The notice revealed the college continues to be suspended from entering into any new subcontracting arrangements, and places a condition that states the governing body must “demonstrate that it has the requisite capacity and capability within its management team and professional advisers to deliver this significant capital development project”.
It also said the college must use its “best endeavours” to agree and sign “the repayment agreement, along with related security and bank documentation, by 28 February 2023”.
The college must then “prioritise the repayment of DfE funding related to non-compliant subcontracting”.
Brooklands principal Christine Ricketts told FE Week the corporation “passed a resolution to sign the repayment agreement on the February 27”.
She said: “The college is in the process of finalising the details of both the estates development project and the repayment agreement, and this is in the advanced stages of reaching a conclusion.”
However, the college “is not in a position to share the details at this stage”, she added. “The college has a very good relationship with the ESFA and we will continue to work closely to reach a conclusion.”
Reports have emerged in recent weeks of unrest among Brooklands College staff.

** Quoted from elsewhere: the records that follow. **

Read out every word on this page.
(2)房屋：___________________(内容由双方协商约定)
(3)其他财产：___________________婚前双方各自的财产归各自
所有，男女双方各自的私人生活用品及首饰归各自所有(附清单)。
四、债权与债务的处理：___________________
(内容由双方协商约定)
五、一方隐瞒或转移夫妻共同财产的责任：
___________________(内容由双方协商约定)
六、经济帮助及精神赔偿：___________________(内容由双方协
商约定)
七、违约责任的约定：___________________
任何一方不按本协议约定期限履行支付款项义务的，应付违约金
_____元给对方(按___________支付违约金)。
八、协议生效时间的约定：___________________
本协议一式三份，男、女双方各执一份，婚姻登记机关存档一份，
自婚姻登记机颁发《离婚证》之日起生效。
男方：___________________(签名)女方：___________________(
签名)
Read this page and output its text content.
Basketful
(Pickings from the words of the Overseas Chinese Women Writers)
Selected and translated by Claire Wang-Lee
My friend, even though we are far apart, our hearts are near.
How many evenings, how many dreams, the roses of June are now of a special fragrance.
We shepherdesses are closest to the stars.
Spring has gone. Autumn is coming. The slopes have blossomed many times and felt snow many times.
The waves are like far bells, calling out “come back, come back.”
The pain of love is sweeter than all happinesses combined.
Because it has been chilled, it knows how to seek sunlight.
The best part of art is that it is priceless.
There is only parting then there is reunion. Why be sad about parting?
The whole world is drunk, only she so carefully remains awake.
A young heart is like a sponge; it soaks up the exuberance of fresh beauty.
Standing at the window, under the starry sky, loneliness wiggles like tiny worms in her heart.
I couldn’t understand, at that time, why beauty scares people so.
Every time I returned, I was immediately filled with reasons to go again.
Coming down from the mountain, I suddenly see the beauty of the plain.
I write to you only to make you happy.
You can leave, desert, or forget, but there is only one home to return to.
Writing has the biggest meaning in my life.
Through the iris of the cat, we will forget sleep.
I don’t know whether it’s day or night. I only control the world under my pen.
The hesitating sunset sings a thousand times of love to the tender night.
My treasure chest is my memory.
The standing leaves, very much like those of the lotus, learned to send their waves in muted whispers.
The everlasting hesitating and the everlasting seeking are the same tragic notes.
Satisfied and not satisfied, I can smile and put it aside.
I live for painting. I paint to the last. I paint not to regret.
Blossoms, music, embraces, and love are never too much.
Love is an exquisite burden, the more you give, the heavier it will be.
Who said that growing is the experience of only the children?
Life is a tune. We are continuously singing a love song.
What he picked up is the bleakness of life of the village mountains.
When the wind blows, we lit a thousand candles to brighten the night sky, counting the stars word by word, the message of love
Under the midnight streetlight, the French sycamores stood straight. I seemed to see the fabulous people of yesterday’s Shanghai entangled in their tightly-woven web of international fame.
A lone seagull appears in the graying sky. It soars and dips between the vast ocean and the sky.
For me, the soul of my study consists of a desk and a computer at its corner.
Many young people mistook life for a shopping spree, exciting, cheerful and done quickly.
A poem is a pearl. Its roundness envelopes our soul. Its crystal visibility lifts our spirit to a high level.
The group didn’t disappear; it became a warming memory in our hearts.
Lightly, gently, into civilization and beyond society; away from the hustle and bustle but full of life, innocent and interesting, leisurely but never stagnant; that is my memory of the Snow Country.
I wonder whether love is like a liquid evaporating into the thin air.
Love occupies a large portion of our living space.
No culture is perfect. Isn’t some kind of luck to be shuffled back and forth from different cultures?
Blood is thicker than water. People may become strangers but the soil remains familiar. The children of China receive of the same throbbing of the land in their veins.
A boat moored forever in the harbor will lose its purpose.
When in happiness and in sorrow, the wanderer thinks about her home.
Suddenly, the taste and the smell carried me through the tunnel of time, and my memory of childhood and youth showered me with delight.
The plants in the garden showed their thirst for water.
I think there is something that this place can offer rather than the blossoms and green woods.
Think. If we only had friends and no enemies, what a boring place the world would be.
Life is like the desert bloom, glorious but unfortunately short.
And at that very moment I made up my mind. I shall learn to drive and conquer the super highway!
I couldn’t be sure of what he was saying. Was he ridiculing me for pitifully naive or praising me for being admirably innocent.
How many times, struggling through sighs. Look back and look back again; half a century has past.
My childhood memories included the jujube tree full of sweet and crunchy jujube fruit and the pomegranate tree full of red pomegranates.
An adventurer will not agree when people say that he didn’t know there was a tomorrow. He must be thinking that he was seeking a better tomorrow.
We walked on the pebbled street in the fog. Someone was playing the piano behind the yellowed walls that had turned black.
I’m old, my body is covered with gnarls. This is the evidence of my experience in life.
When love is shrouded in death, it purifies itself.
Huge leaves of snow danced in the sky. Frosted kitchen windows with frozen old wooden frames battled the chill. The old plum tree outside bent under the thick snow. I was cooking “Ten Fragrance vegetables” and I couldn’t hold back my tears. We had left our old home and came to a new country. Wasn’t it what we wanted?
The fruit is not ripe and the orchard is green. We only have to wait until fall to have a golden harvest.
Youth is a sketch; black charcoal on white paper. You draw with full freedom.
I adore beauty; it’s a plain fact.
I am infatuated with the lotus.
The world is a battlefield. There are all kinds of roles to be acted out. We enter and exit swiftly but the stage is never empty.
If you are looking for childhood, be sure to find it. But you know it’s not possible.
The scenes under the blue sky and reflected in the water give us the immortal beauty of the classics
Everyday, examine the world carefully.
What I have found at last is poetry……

University and College Union regional official Michael Moran said staff at the college are working “above and beyond to provide a decent education for their students”, adding that leadership “must improve both working conditions and the learning environment at the college, or see its reputation drop even further”.
Ricketts claimed the college “continues to keep staff updated on the financial position”.
ESFA stretching too far to support a FE college which was involved in a large scam, but is penalising private providers for trivial reasons.
This wasn’t the only college affected – there a number of other institutions that had the same issue. In fact, the EFSA failed to spot the issue a number of times through their own audit processes.